Two years ago, writer/director Jordan Peele shocked the film world with his genre busting thriller "Get Out". Two years later he proves he's no one-trick pony with his excellent sophomore effort, US.
One of the most unsettling movies I've seen in recent memory, US weaves a suspenseful, bloody horror story with perfect splashes of comedy.
We first meet young Adelaide Wilson as she wonders away from her argumentative parents at a seaside carnival, stumbling into a trick mirror funhouse and an event that changes her forever.
We then move forward to present day, as grown up Adelaide (an incredible Lupita Nyong'o) and her husband Gabe (the perfect comic relief of Winston Duke from "Black Panther") take their two children to their summer vacation house.
Their daughter Zora (Shahadi Wright Joseph) and son Jason (Evan Alex) are at the age where their parents are never cool and the beach house's lack of wi-fi is their biggest concern.
Their vacation goes south when they see a family of four standing in their driveway, holding hands. Clad in red overalls, the family looks impossibly like them. A terrifying home invasion takes place.
But what follows from that point will be left unsaid. Peele has a lot more on his mind with US than a simple home invasion thriller. Much more.
Events echoing back to 1984 spin in and out of the story, with Peele ratcheting up the suspense and blood as he goes, until you're on the edge of your seat with no idea where you're headed.
Like "Get Out" you could spend hours discussing the larger issues that lie beneath the story, from social class and unseen elements of the population to the duplicity of our true selves. Peele lays it all out in front of you like the sharp corners of a roller coaster, pulling you forward, deeper and deeper down his rabbit hole. Only afterward do you have time to ponder the sub-layers of the events.
I wasn't anticipating the ending, but it played really well for me, making me want to go back and see it again, knowing what I knew by the time the final haunting shot faded to black.
Nyong'o is fantastic. Like Toni Collette in last summer's horror thriller "Hereditary", her performance lifts the entire film into something far beyond horror.
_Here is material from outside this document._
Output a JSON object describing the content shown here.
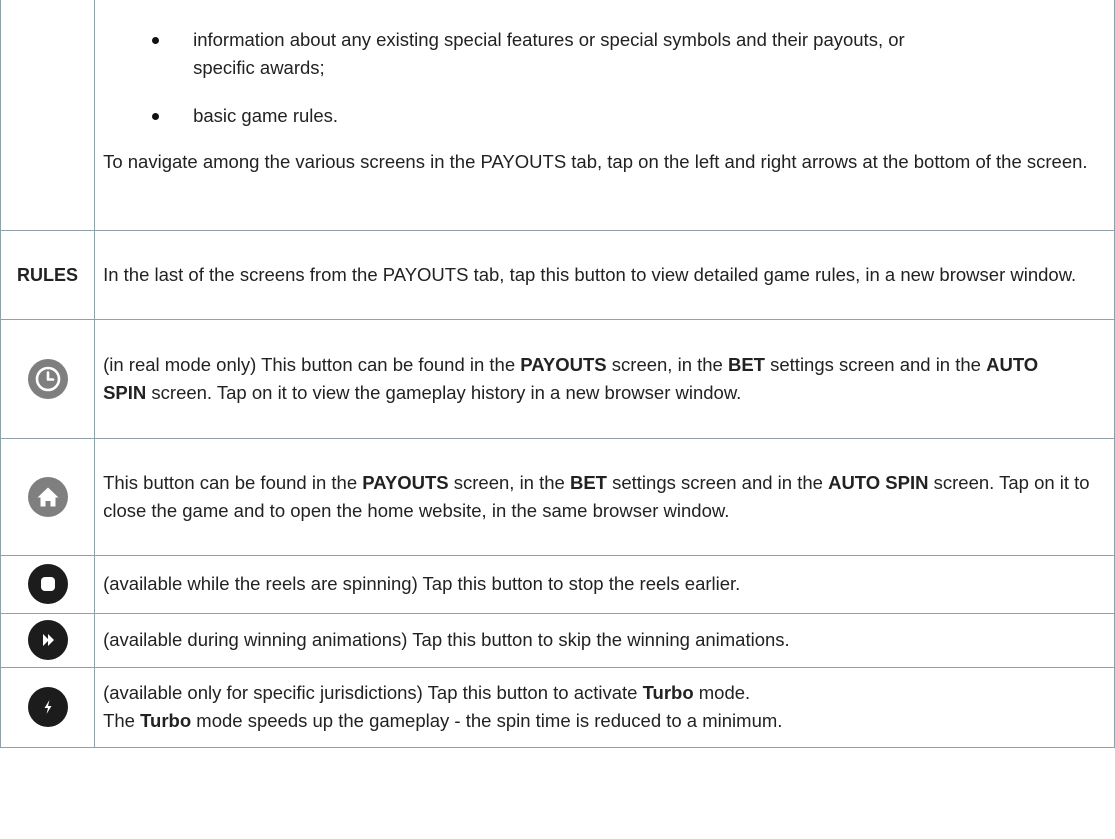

The entire scene in which the family sits across from their doppelgangers inside the house is flawless, from Nyong'o's terrifying other voice to the mirrored ticks of each family member's personality.
Michael Abels creates almost 90 minutes of music for the film. It's far from traditional and very good, spiking the scares and tightening the suspense at all the right moments.
This isn't one of those "look out a cat's going to jump up in the window" kind of horror films. US is built on a foundation of slow building understanding of what is actually going on with and around this family. As each new reveal of awareness is peeled back, the scares get bigger, the violence gets bloodier and you sit further forward on the edge of your seat.
Throw in allusions to bible versus, numerology and some very clever camerawork and you've got the #1 horror film opening of all time.
It'richly deserved. Peele's the real deal and US becomes an instant horror classic that gets an A+ and another Peele spot in my all-time Top 100.